Quoting the above paragraph, in November 2012, David Holland asked the UEA for its correspondence with Sommer as follows:
Please supply me electronic copies of the correspondence with Prof. Sommer in connection with this assignment including his invoice for this work.
In december 2012, the UEA returned the following documentation in one bundle:
1. a four-page contract between the UEA and Peter Sommer dated April 26, 2010
2. an administrative email dated April 27, 2010 from Elaine Rymarz of the Registrar’s Officer to Sommer;
3. an invoice dated May 26, 2010 from Sommer to UEA for 37 hours of work between April 26 and May 24, 2010
4. a ten-page report from Sommer dated May 17, 2010 entitled “UEA – CRU Review Initial Report and commentary on email examination”
It seems very likely to me that there is other correspondence between the UEA and Sommer. It’s hard to picture the contract being administered with no correspondence between the signature of the contract and delivery of the report, especially with the problems and delays in obtaining access. However, that’s a problem for a different day.
As noted above, there are some puzzling stylistic differences between the two versions (looking here at the documents in terms of form as opposed to content, just as Mosher did when he identified Gleick as the author of the forged Heartland document).
In the short Muir Russell version, the author and date at the end of the document are left-justified in the same font as the rest of the report, while in the FOI version, the author and date are right=justified. The author in the Muir Russell version is “Professor Peter Sommer”, while the author in the new version is just “Peter Sommer”. Sommer’s website was listed in the Muir Russell version, but not in the FOI version. Compare the two below.
There are other format differences. The numbered paragraphs in the Muir Russell version are left justified at the same tab as the section headings, while in the new version, they are indented. The page margins also look different.
The long version in the FOI production also looks like it was scanned from a paper copy – it looks like there are punch-holes in the left margin.
As noted above, it is my surmise that the shorter (expurgated) version was prepared by someone other than Peter Sommer, drawing on the authentic Sommer report.
Did Hastie prepare the Word document and if so, why? Or was the Word document provided to him and if so, by whom? Did Sommer provide UEA with a Word document or did someone else provide the Word document? If Sommer was the author of the Word document, was it produced at the request of UEA subsequent to their receipt of the longer FOI version? If so, what was the reason for UEA requesting a shorter version and why wasn’t the correspondence requesting this shorter version produced as correspondence between the parties. Did the Muir Russell panel ever receive the unexpurgated Sommer Report?

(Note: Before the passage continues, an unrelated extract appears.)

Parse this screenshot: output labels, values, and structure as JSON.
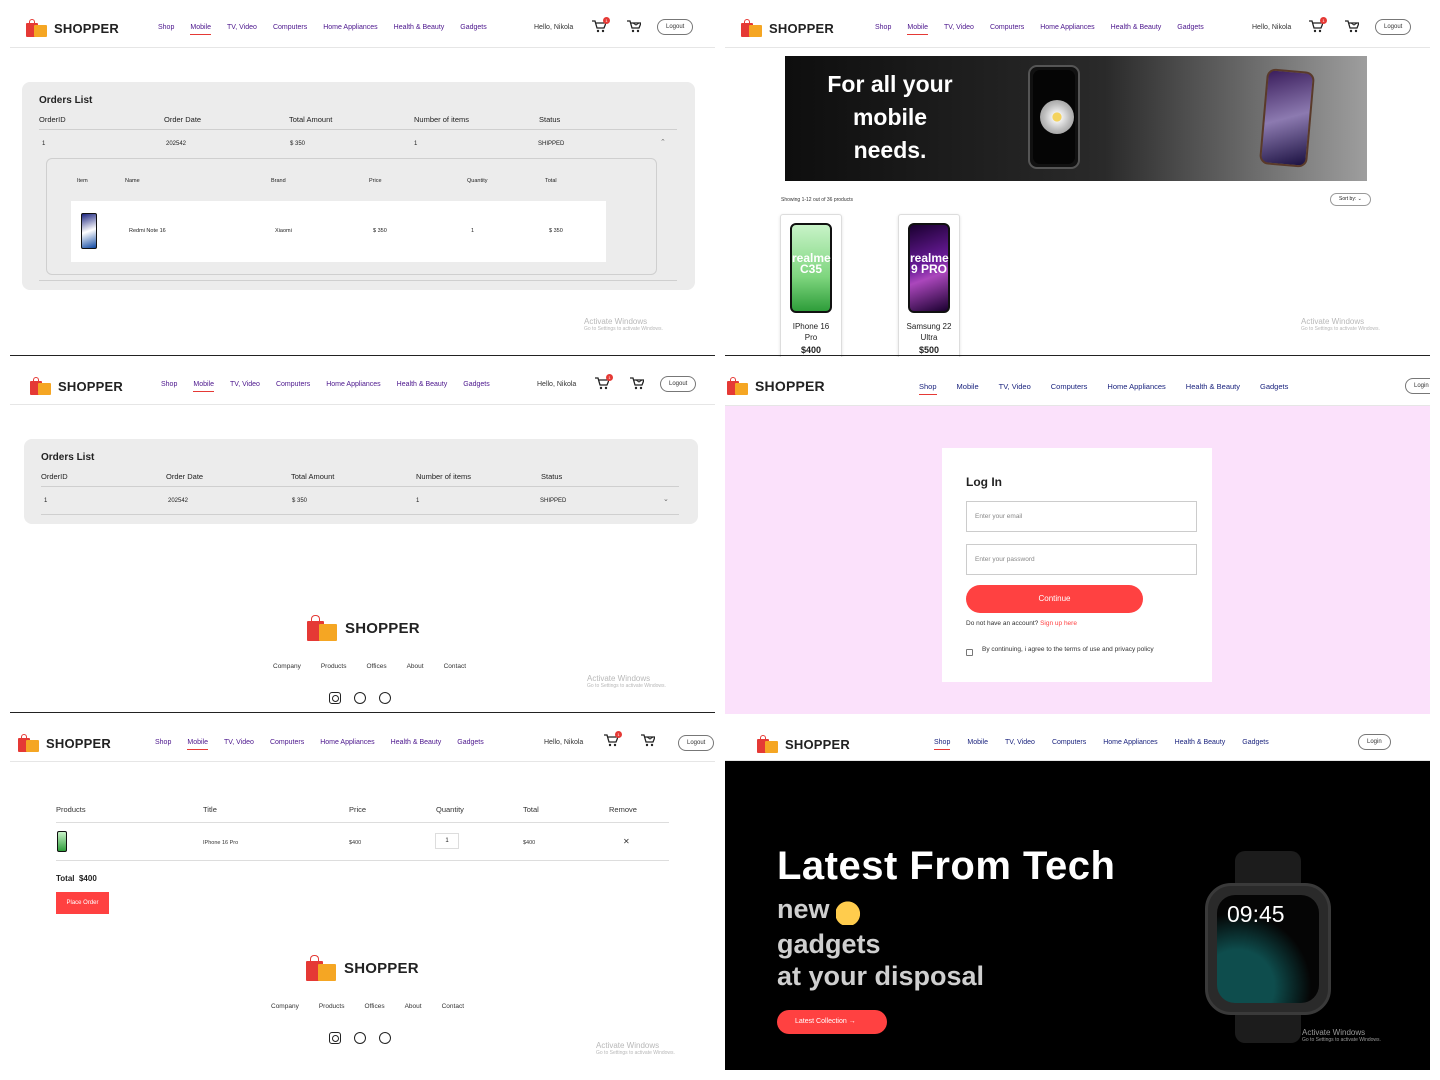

If so, why didn’t they publish it?
In terms of content, the Muir Russell version is seriously expurgated from the FOI version. For example, in the FOI version, Sommer questioned whether there was a plausible basis for the police to classify the material as “Secret” and suggested that the UEA and Muir Russell ask the police to downgrade the security classification. No hint of this recommendation occurs in the expurgated Muir Russell version.
There are many questions about the relationship between UEA and Muir Russell. This is only one.

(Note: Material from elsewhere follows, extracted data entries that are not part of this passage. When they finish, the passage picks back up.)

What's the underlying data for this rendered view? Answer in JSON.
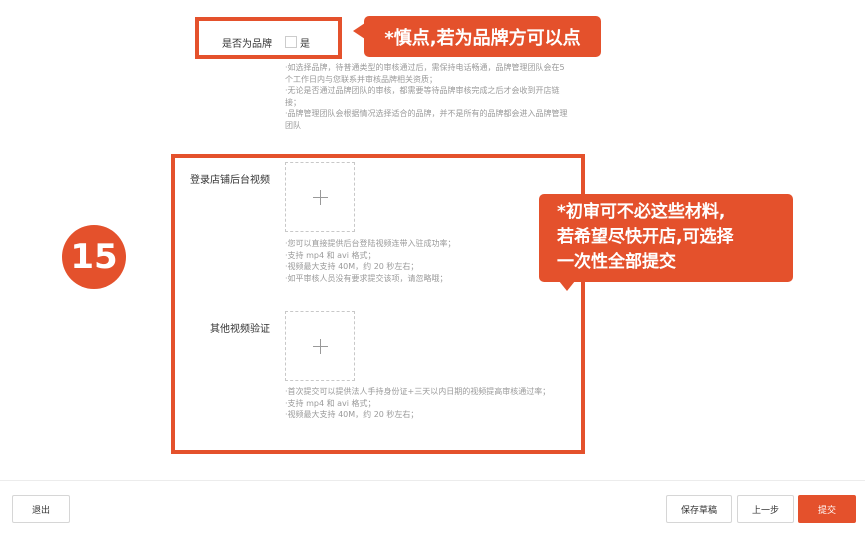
{
  "brand": {
    "label": "是否为品牌",
    "option": "是",
    "callout": "*慎点,若为品牌方可以点",
    "help": [
      "·如选择品牌，待普通类型的审核通过后，需保持电话畅通，品牌管理团队会在5",
      "个工作日内与您联系并审核品牌相关资质；",
      "·无论是否通过品牌团队的审核，都需要等待品牌审核完成之后才会收到开店链",
      "接；",
      "·品牌管理团队会根据情况选择适合的品牌，并不是所有的品牌都会进入品牌管理",
      "团队"
    ]
  },
  "step_badge": "15",
  "video": {
    "label": "登录店铺后台视频",
    "help": [
      "·您可以直接提供后台登陆视频连带入驻成功率；",
      "·支持 mp4 和 avi 格式；",
      "·视频最大支持 40M，约 20 秒左右；",
      "·如平审核人员没有要求提交该项，请忽略哦；"
    ]
  },
  "other_video": {
    "label": "其他视频验证",
    "help": [
      "·首次提交可以提供法人手持身份证+三天以内日期的视频提高审核通过率；",
      "·支持 mp4 和 avi 格式；",
      "·视频最大支持 40M，约 20 秒左右；"
    ]
  },
  "callout2": [
    "*初审可不必这些材料,",
    "若希望尽快开店,可选择",
    "一次性全部提交"
  ],
  "footer": {
    "exit": "退出",
    "save_draft": "保存草稿",
    "prev": "上一步",
    "submit": "提交"
  },
  "colors": {
    "accent": "#e4512c"
  }
}
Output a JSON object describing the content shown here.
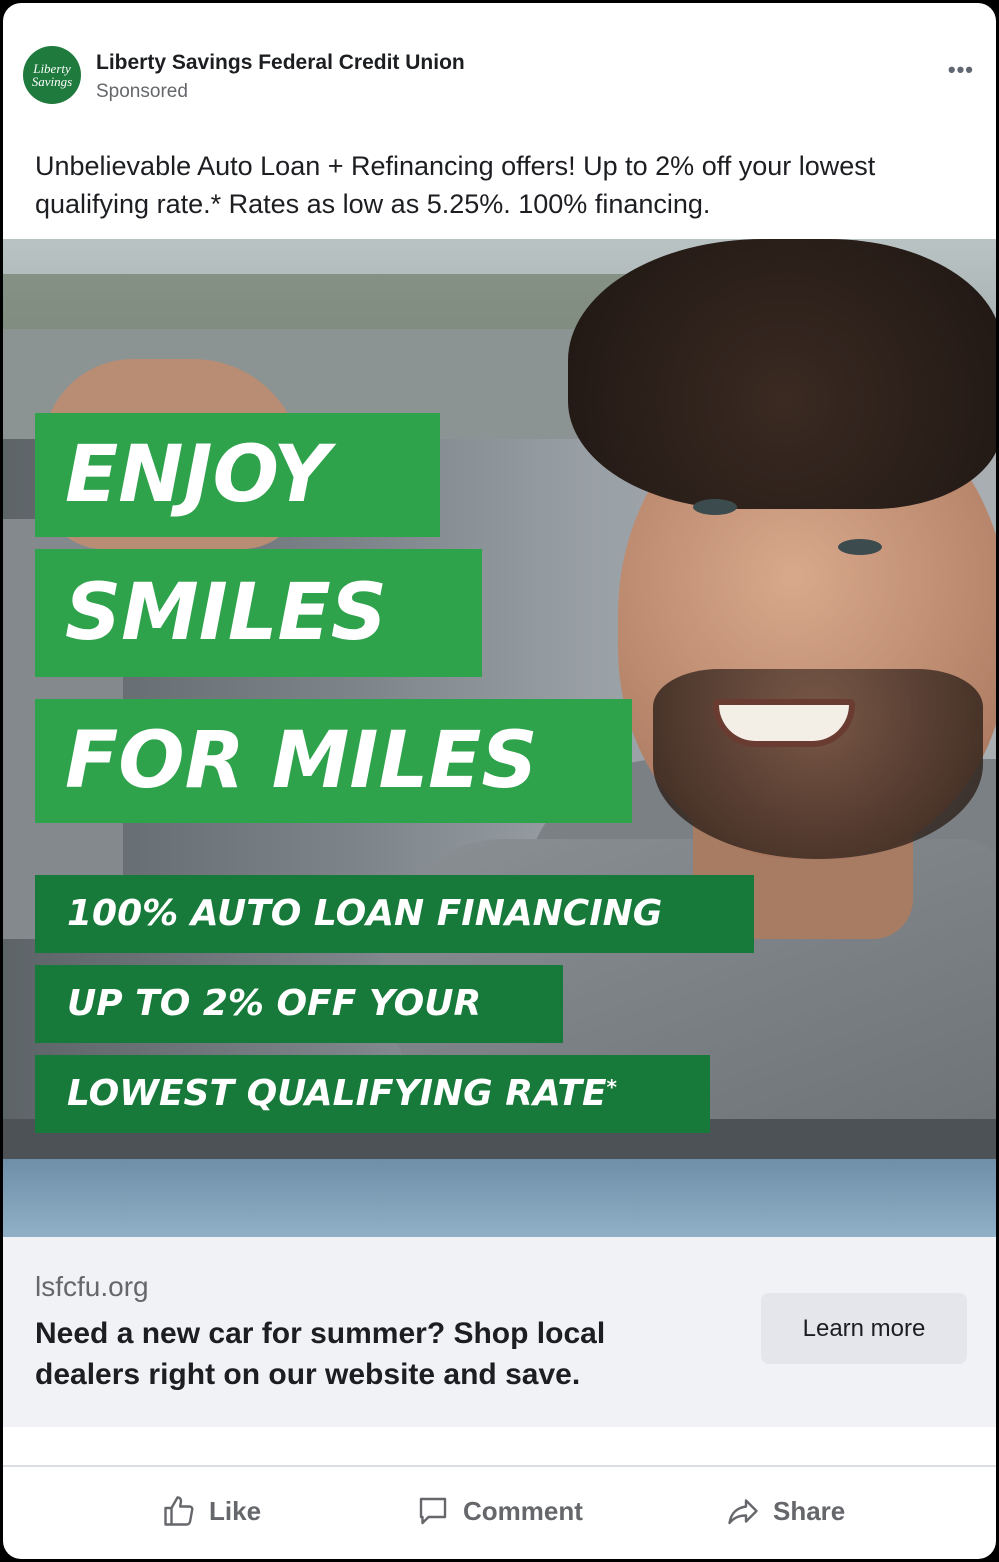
{
  "post": {
    "page_name": "Liberty Savings Federal Credit Union",
    "sponsored_label": "Sponsored",
    "avatar_line1": "Liberty",
    "avatar_line2": "Savings",
    "more_icon": "•••",
    "caption": "Unbelievable Auto Loan + Refinancing offers! Up to 2% off your lowest qualifying rate.* Rates as low as 5.25%. 100% financing."
  },
  "ad_image": {
    "headline_lines": [
      "ENJOY",
      "SMILES",
      "FOR MILES"
    ],
    "promo_lines": [
      "100% AUTO LOAN FINANCING",
      "UP TO 2% OFF YOUR",
      "LOWEST QUALIFYING RATE"
    ],
    "promo_asterisk": "*",
    "colors": {
      "headline_green": "#2fa24c",
      "promo_green": "#177a3a"
    }
  },
  "link": {
    "domain": "lsfcfu.org",
    "headline": "Need a new car for summer? Shop local dealers right on our website and save.",
    "cta_label": "Learn more"
  },
  "actions": {
    "like": "Like",
    "comment": "Comment",
    "share": "Share"
  }
}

Update Jan 14, 2013. Some further information on the two versions of the Sommer report.
The University was sent an initial draft of Professor Sommer’s report. The University and the review team both took the view that the report was too long and would benefit from being more focused and concise. It appears that those comments were taken on board by Professor Sommer as his final report, which is publicly available on the internet, was shorter.